No matter who you are – Goth, jock, or nerd - Marvel Ultimate Alliance 2 will provide a fun and refreshing experience for you. The game's premise: make a team of four Marvel superheroes or villains and play through a simplistic storyline while beating a variety of bosses and hordes of enemy units. What's not to like?
The game is played from an isometric, top-down view that allows up to four players to be present on the screen at any given time, without the need to split the screen. You play with a small team consisting of up to four characters. Switching between them is done simply by clicking a directional button on the D-Pad. If you would like to use the powers of a character who is not in your team, you can pause the game and swap a character from your team with one on the overall roster.
The player has every heroic and villainous move available that one can think of, including punches, kicks, grabs and throws.
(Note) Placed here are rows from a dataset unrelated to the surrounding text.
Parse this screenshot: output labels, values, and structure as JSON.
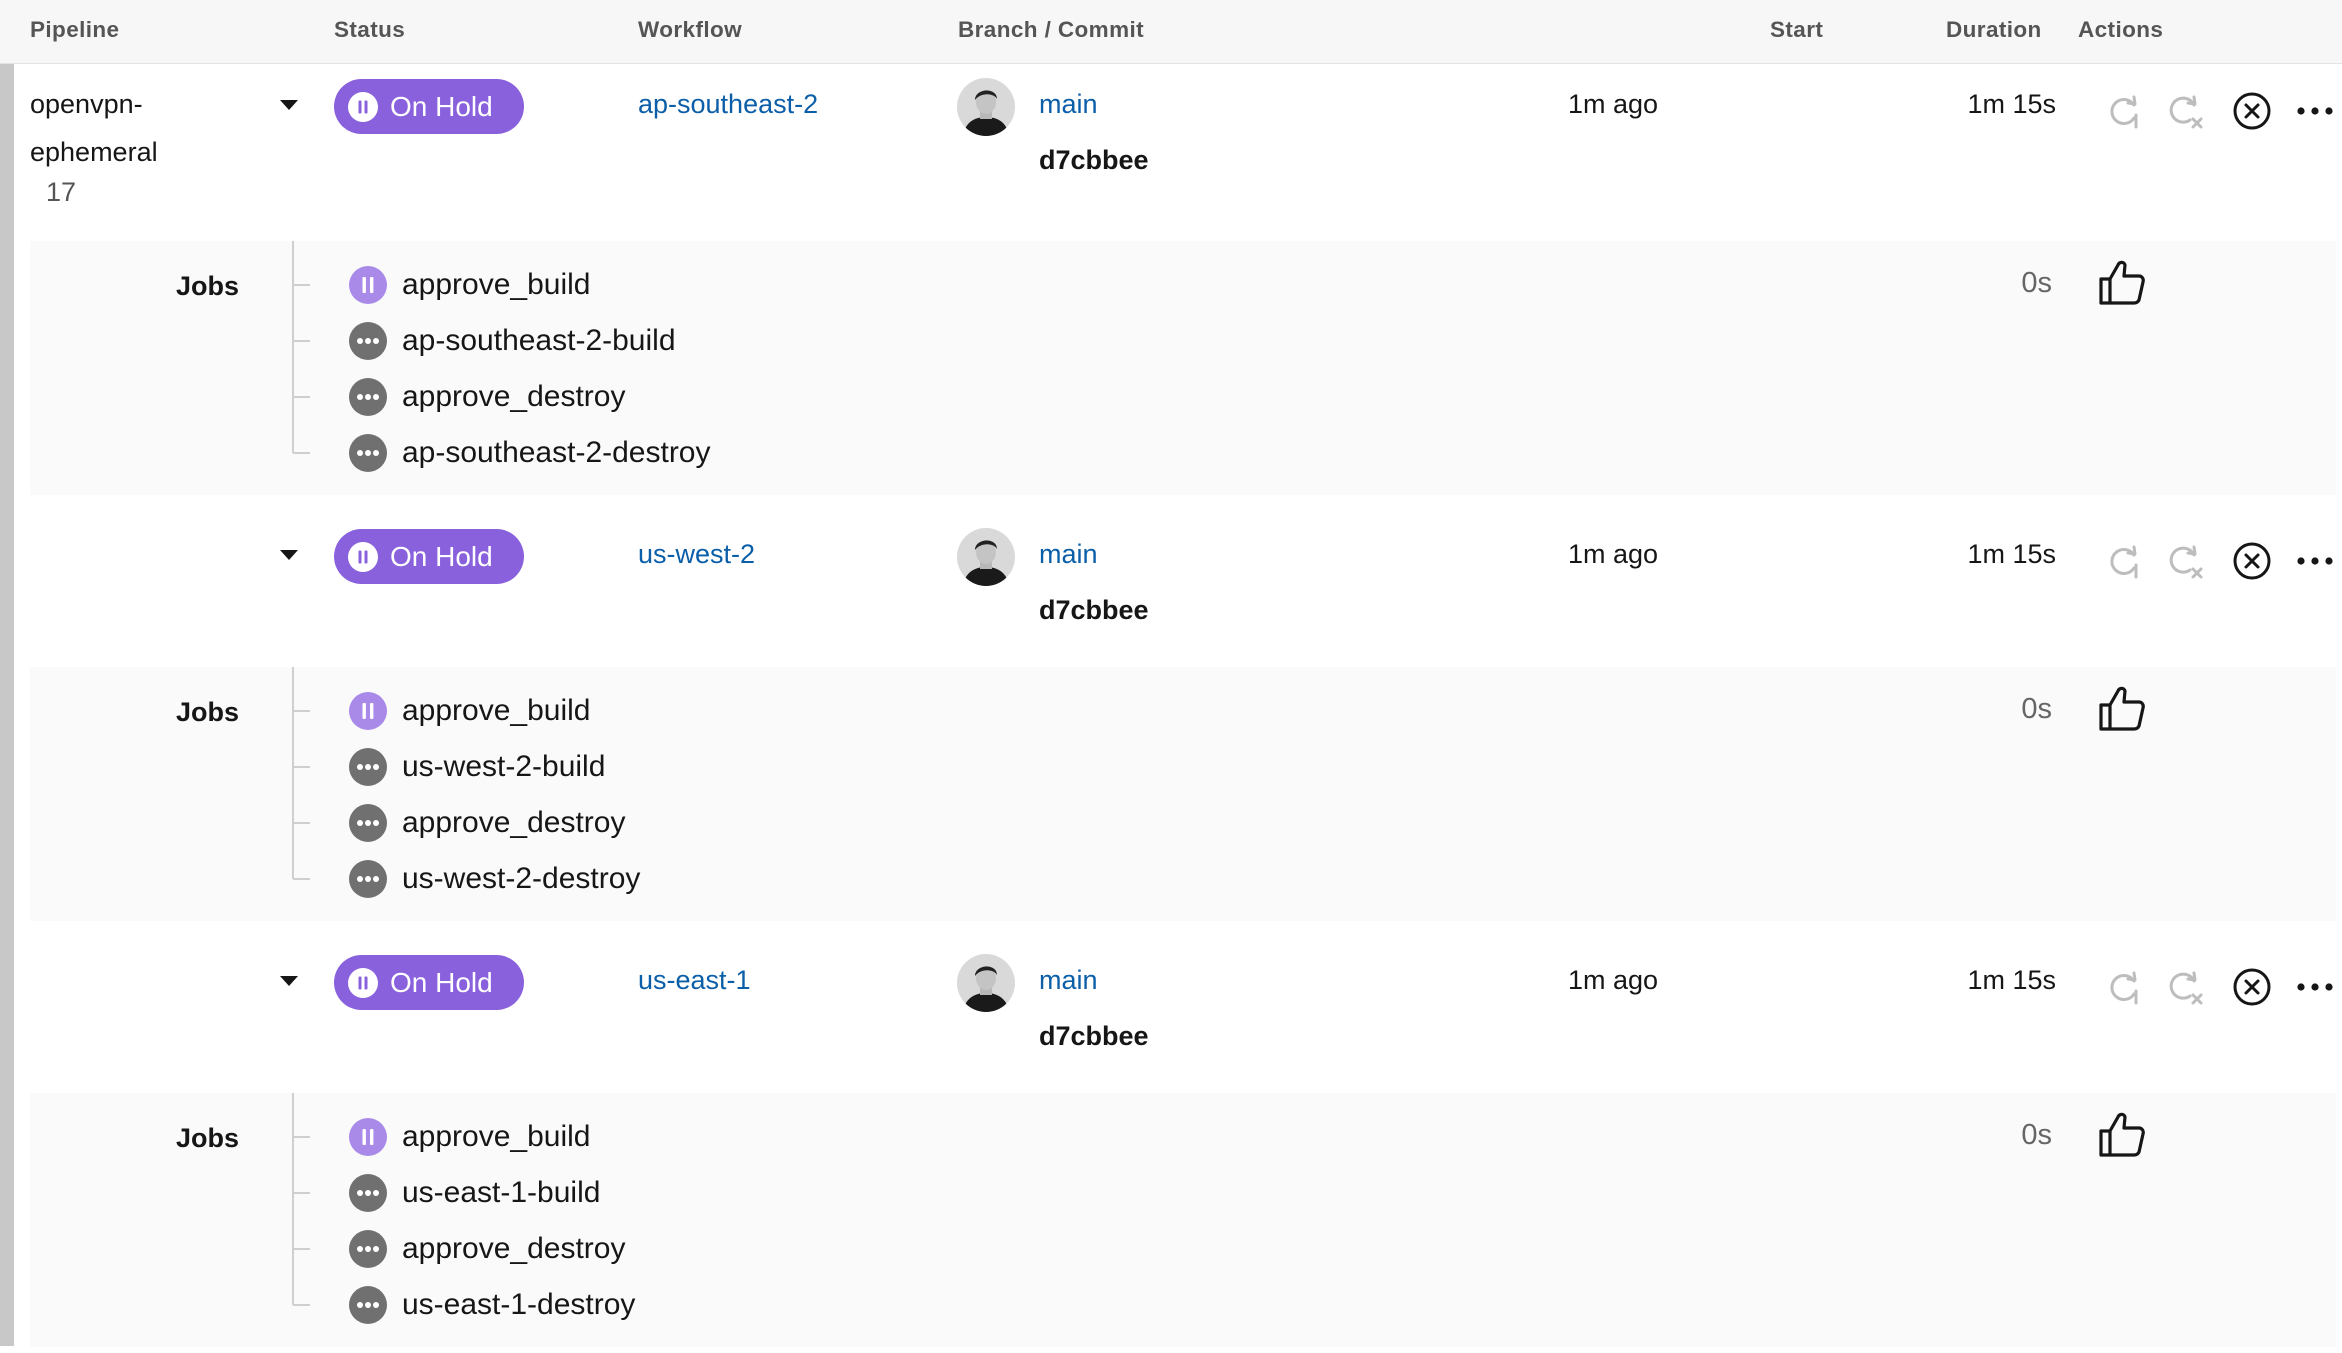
{
  "header": {
    "pipeline": "Pipeline",
    "status": "Status",
    "workflow": "Workflow",
    "branch_commit": "Branch / Commit",
    "start": "Start",
    "duration": "Duration",
    "actions": "Actions"
  },
  "pipeline": {
    "name_line1": "openvpn-",
    "name_line2": "ephemeral",
    "number": "17"
  },
  "colors": {
    "on_hold": "#8a61dd",
    "link": "#0b5ea8",
    "queued": "#707070"
  },
  "workflows": [
    {
      "status": "On Hold",
      "name": "ap-southeast-2",
      "branch": "main",
      "commit": "d7cbbee",
      "start": "1m ago",
      "duration": "1m 15s",
      "jobs_label": "Jobs",
      "job_duration": "0s",
      "jobs": [
        {
          "name": "approve_build",
          "icon": "pause-icon"
        },
        {
          "name": "ap-southeast-2-build",
          "icon": "queued-icon"
        },
        {
          "name": "approve_destroy",
          "icon": "queued-icon"
        },
        {
          "name": "ap-southeast-2-destroy",
          "icon": "queued-icon"
        }
      ]
    },
    {
      "status": "On Hold",
      "name": "us-west-2",
      "branch": "main",
      "commit": "d7cbbee",
      "start": "1m ago",
      "duration": "1m 15s",
      "jobs_label": "Jobs",
      "job_duration": "0s",
      "jobs": [
        {
          "name": "approve_build",
          "icon": "pause-icon"
        },
        {
          "name": "us-west-2-build",
          "icon": "queued-icon"
        },
        {
          "name": "approve_destroy",
          "icon": "queued-icon"
        },
        {
          "name": "us-west-2-destroy",
          "icon": "queued-icon"
        }
      ]
    },
    {
      "status": "On Hold",
      "name": "us-east-1",
      "branch": "main",
      "commit": "d7cbbee",
      "start": "1m ago",
      "duration": "1m 15s",
      "jobs_label": "Jobs",
      "job_duration": "0s",
      "jobs": [
        {
          "name": "approve_build",
          "icon": "pause-icon"
        },
        {
          "name": "us-east-1-build",
          "icon": "queued-icon"
        },
        {
          "name": "approve_destroy",
          "icon": "queued-icon"
        },
        {
          "name": "us-east-1-destroy",
          "icon": "queued-icon"
        }
      ]
    }
  ]
}
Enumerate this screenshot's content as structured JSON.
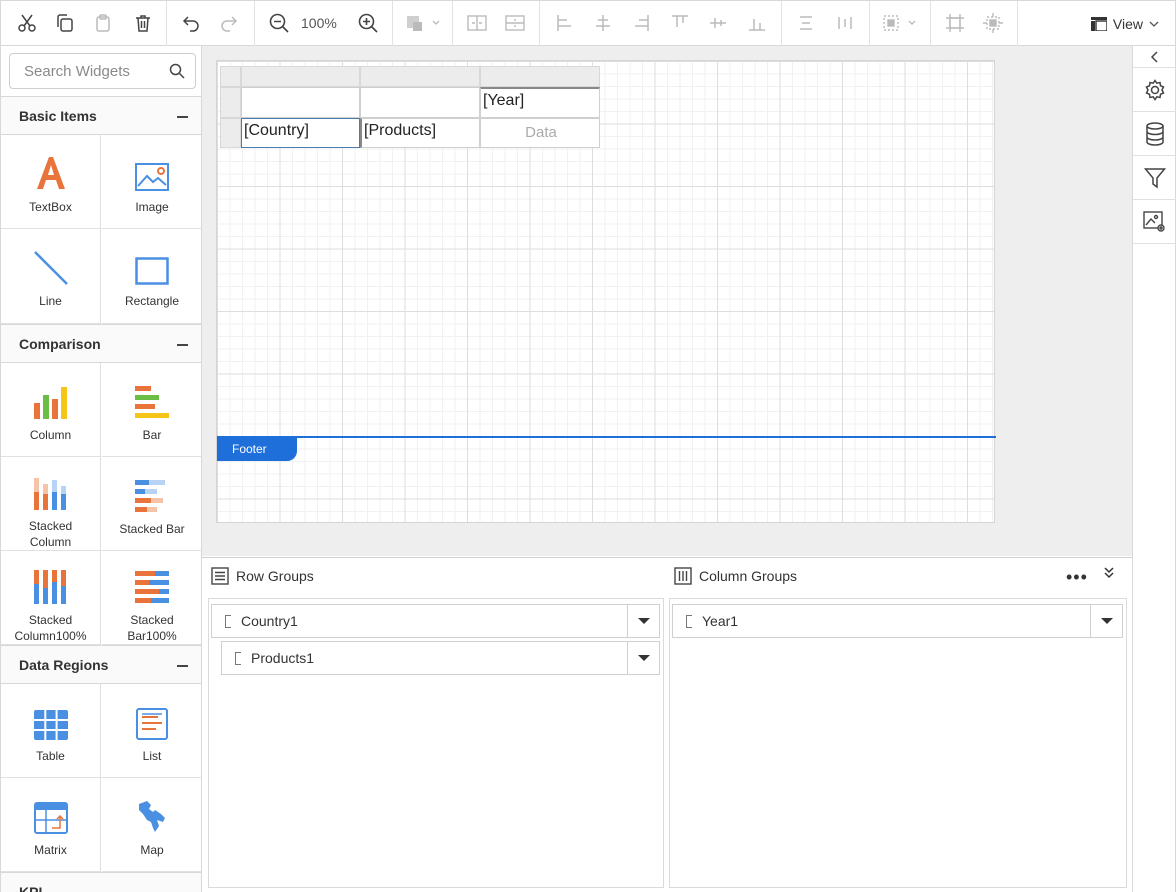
{
  "toolbar": {
    "zoom": "100%",
    "view_label": "View"
  },
  "sidebar": {
    "search_placeholder": "Search Widgets",
    "sections": {
      "basic": {
        "title": "Basic Items",
        "items": [
          "TextBox",
          "Image",
          "Line",
          "Rectangle"
        ]
      },
      "comparison": {
        "title": "Comparison",
        "items": [
          "Column",
          "Bar",
          "Stacked Column",
          "Stacked Bar",
          "Stacked Column100%",
          "Stacked Bar100%"
        ]
      },
      "data_regions": {
        "title": "Data Regions",
        "items": [
          "Table",
          "List",
          "Matrix",
          "Map"
        ]
      },
      "next": {
        "title": "KPI"
      }
    }
  },
  "canvas": {
    "matrix": {
      "year_cell": "[Year]",
      "country_cell": "[Country]",
      "products_cell": "[Products]",
      "data_cell": "Data"
    },
    "footer_label": "Footer"
  },
  "groups": {
    "row_groups_title": "Row Groups",
    "column_groups_title": "Column Groups",
    "row_groups": [
      "Country1",
      "Products1"
    ],
    "column_groups": [
      "Year1"
    ]
  },
  "colors": {
    "accent": "#1e6fd9",
    "orange": "#e8743b",
    "blue_icon": "#4a90e2"
  }
}
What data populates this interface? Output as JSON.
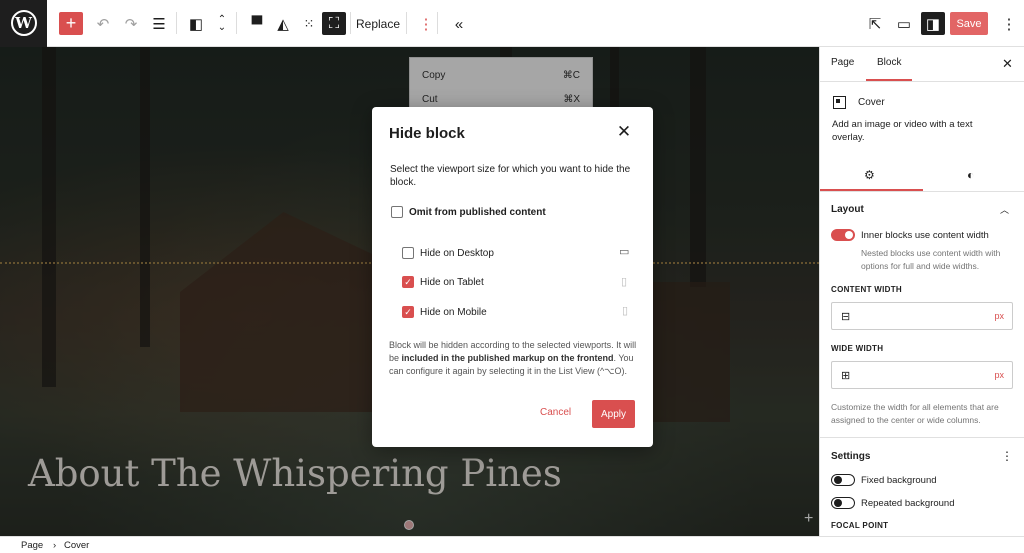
{
  "toolbar": {
    "logo_letter": "W",
    "add_label": "+",
    "undo_icon": "undo-icon",
    "redo_icon": "redo-icon",
    "list_view_icon": "list-view-icon",
    "replace_label": "Replace",
    "more_label": "⋮",
    "collapse_label": "«",
    "save_label": "Save"
  },
  "canvas": {
    "cover_title": "About The Whispering Pines",
    "add_block_label": "+"
  },
  "context_menu": {
    "items": [
      {
        "label": "Copy",
        "shortcut": "⌘C"
      },
      {
        "label": "Cut",
        "shortcut": "⌘X"
      }
    ]
  },
  "modal": {
    "title": "Hide block",
    "close_label": "✕",
    "description": "Select the viewport size for which you want to hide the block.",
    "omit_label": "Omit from published content",
    "omit_checked": false,
    "options": [
      {
        "label": "Hide on Desktop",
        "checked": false,
        "icon": "desktop-icon"
      },
      {
        "label": "Hide on Tablet",
        "checked": true,
        "icon": "tablet-icon"
      },
      {
        "label": "Hide on Mobile",
        "checked": true,
        "icon": "mobile-icon"
      }
    ],
    "note_before": "Block will be hidden according to the selected viewports. It will be ",
    "note_bold": "included in the published markup on the frontend",
    "note_after": ". You can configure it again by selecting it in the List View (^⌥O).",
    "cancel_label": "Cancel",
    "apply_label": "Apply"
  },
  "sidebar": {
    "tabs": [
      "Page",
      "Block"
    ],
    "active_tab": "Block",
    "close_label": "✕",
    "block_name": "Cover",
    "block_description": "Add an image or video with a text overlay.",
    "sub_tabs": [
      "settings-icon",
      "styles-icon"
    ],
    "layout": {
      "title": "Layout",
      "toggle_label": "Inner blocks use content width",
      "toggle_on": true,
      "toggle_help": "Nested blocks use content width with options for full and wide widths.",
      "content_width_label": "CONTENT WIDTH",
      "wide_width_label": "WIDE WIDTH",
      "unit": "px",
      "help": "Customize the width for all elements that are assigned to the center or wide columns."
    },
    "settings": {
      "title": "Settings",
      "fixed_bg_label": "Fixed background",
      "repeated_bg_label": "Repeated background",
      "focal_point_label": "FOCAL POINT"
    }
  },
  "footer": {
    "crumbs": [
      "Page",
      "Cover"
    ],
    "separator": "›"
  },
  "colors": {
    "accent": "#d94f4f",
    "dark": "#1e1e1e"
  }
}
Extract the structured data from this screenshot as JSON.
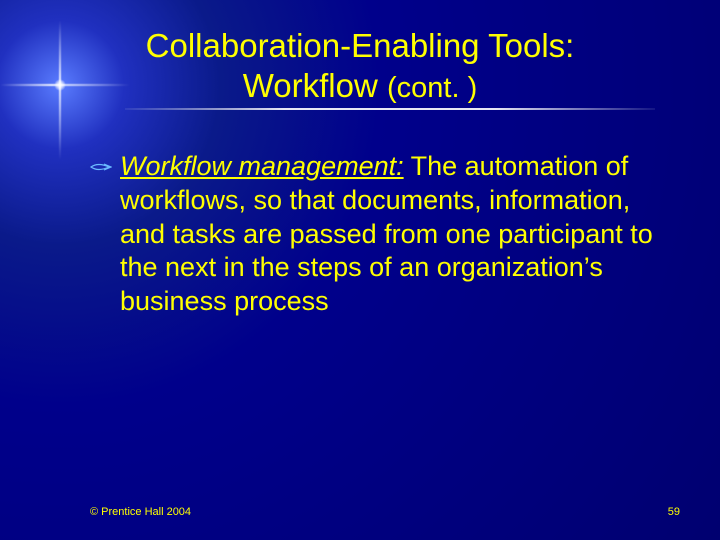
{
  "title_line1": "Collaboration-Enabling Tools:",
  "title_line2_a": "Workflow ",
  "title_line2_b": "(cont. )",
  "bullet_term": "Workflow management:",
  "bullet_rest": " The automation of workflows, so that documents, information, and tasks are passed from one participant to the next in the steps of an organization’s business process",
  "footer_left": "© Prentice Hall 2004",
  "footer_right": "59"
}
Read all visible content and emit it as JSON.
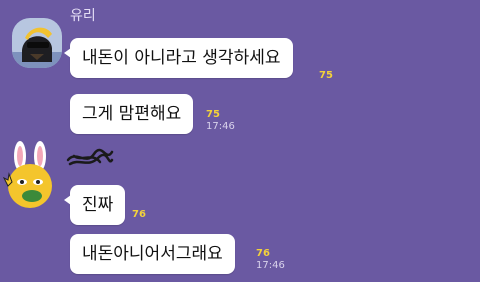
{
  "theme": {
    "background": "#6a59a2",
    "bubble": "#ffffff",
    "unread_color": "#f3d23b",
    "meta_color": "#d9d3ec"
  },
  "conversation": {
    "groups": [
      {
        "sender_name": "유리",
        "avatar_icon": "sunglasses-character-avatar",
        "messages": [
          {
            "text": "내돈이 아니라고 생각하세요",
            "unread": "75",
            "time": ""
          },
          {
            "text": "그게 맘편해요",
            "unread": "75",
            "time": "17:46"
          }
        ]
      },
      {
        "sender_name": "",
        "avatar_icon": "rabbit-character-avatar",
        "messages": [
          {
            "text": "진짜",
            "unread": "76",
            "time": ""
          },
          {
            "text": "내돈아니어서그래요",
            "unread": "76",
            "time": "17:46"
          }
        ]
      }
    ]
  }
}
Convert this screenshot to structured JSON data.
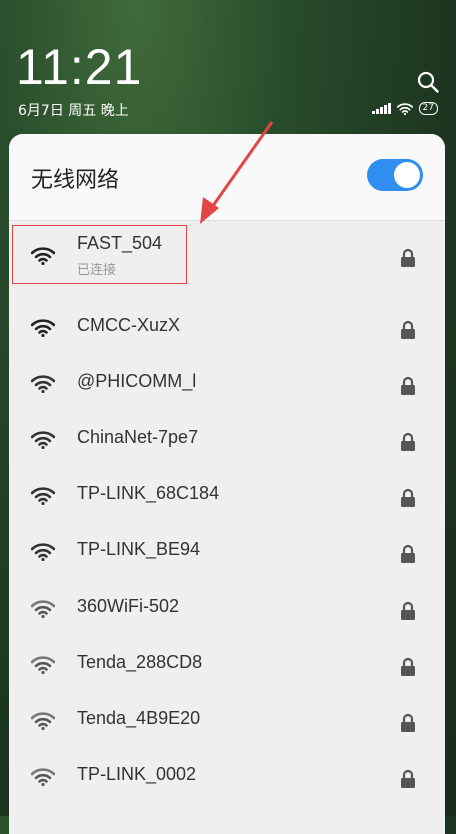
{
  "status_bar": {
    "time": "11:21",
    "date": "6月7日 周五 晚上",
    "battery": "27"
  },
  "wifi_panel": {
    "title": "无线网络",
    "toggle_on": true,
    "accent_color": "#2f8ef0",
    "networks": [
      {
        "name": "FAST_504",
        "status": "已连接",
        "signal": 3,
        "locked": true
      },
      {
        "name": "CMCC-XuzX",
        "status": "",
        "signal": 3,
        "locked": true
      },
      {
        "name": "@PHICOMM_l",
        "status": "",
        "signal": 2,
        "locked": true
      },
      {
        "name": "ChinaNet-7pe7",
        "status": "",
        "signal": 2,
        "locked": true
      },
      {
        "name": "TP-LINK_68C184",
        "status": "",
        "signal": 2,
        "locked": true
      },
      {
        "name": "TP-LINK_BE94",
        "status": "",
        "signal": 2,
        "locked": true
      },
      {
        "name": "360WiFi-502",
        "status": "",
        "signal": 1,
        "locked": true
      },
      {
        "name": "Tenda_288CD8",
        "status": "",
        "signal": 1,
        "locked": true
      },
      {
        "name": "Tenda_4B9E20",
        "status": "",
        "signal": 1,
        "locked": true
      },
      {
        "name": "TP-LINK_0002",
        "status": "",
        "signal": 1,
        "locked": true
      }
    ]
  },
  "annotation_color": "#e44646"
}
Many characters have special Power Moves that may not be completely unique, but rare enough to remain fresh throughout the game. Power Moves are incredibly… well… powerful of course, and their use is capped by a stamina meter that quickly fills up after a move has been performed.
Ultimate Alliance 2's major selling point are the over 200 so called 'Fusion Attacks'. A Fusion Attack is quite literally a melding of the unique powers of two heroes. They usually do an extraordinary amount of damage, paired with some great fireworks. Technically, there should be enough variety to last you a lifetime, were it not that many of the Fusion Attacks are incredibly similar and just reenacted by different characters. For instance, fusing Thing and Wolverine's powers will deliver an attack that is virtually identical to Juggernaut and Wolverine's fusion attack.
New coat of paint
The graphics have improved considerably over the first Ultimate Alliance, but this isn't necessarily a spectacular achievement as the last game was developed for the previous generation of consoles. The artwork in the menu screens deserves special mention for its creativeness. Characters almost feel as though they are popping out of your screen. More importantly, navigating through the menus is very intuitive, making it easy even for novice players to get through to the game.
The action itself is visually appealing. I couldn't suppress a few "oohs" and "aahs" when I just started playing and noticed similar responses from the people around me. The fusion attacks have a stylistic edge and fans of Marvel's humorous style will not be disappointed.
The musical score is varied and fits perfectly with the game. New tunes are played whenever you enter a different area and whenever you enable "Fusion Mode", a nice "power-up" beat is played to celebrate the fact. The voice acting is acceptable, though during some of the cut-scenes you are wondering how on Earth the producers could think that a particular character sounded that way.
Multiple endings which greatly enhances the game's replay value.
The Hack-and-Slash gameplay gets repetitive after a while.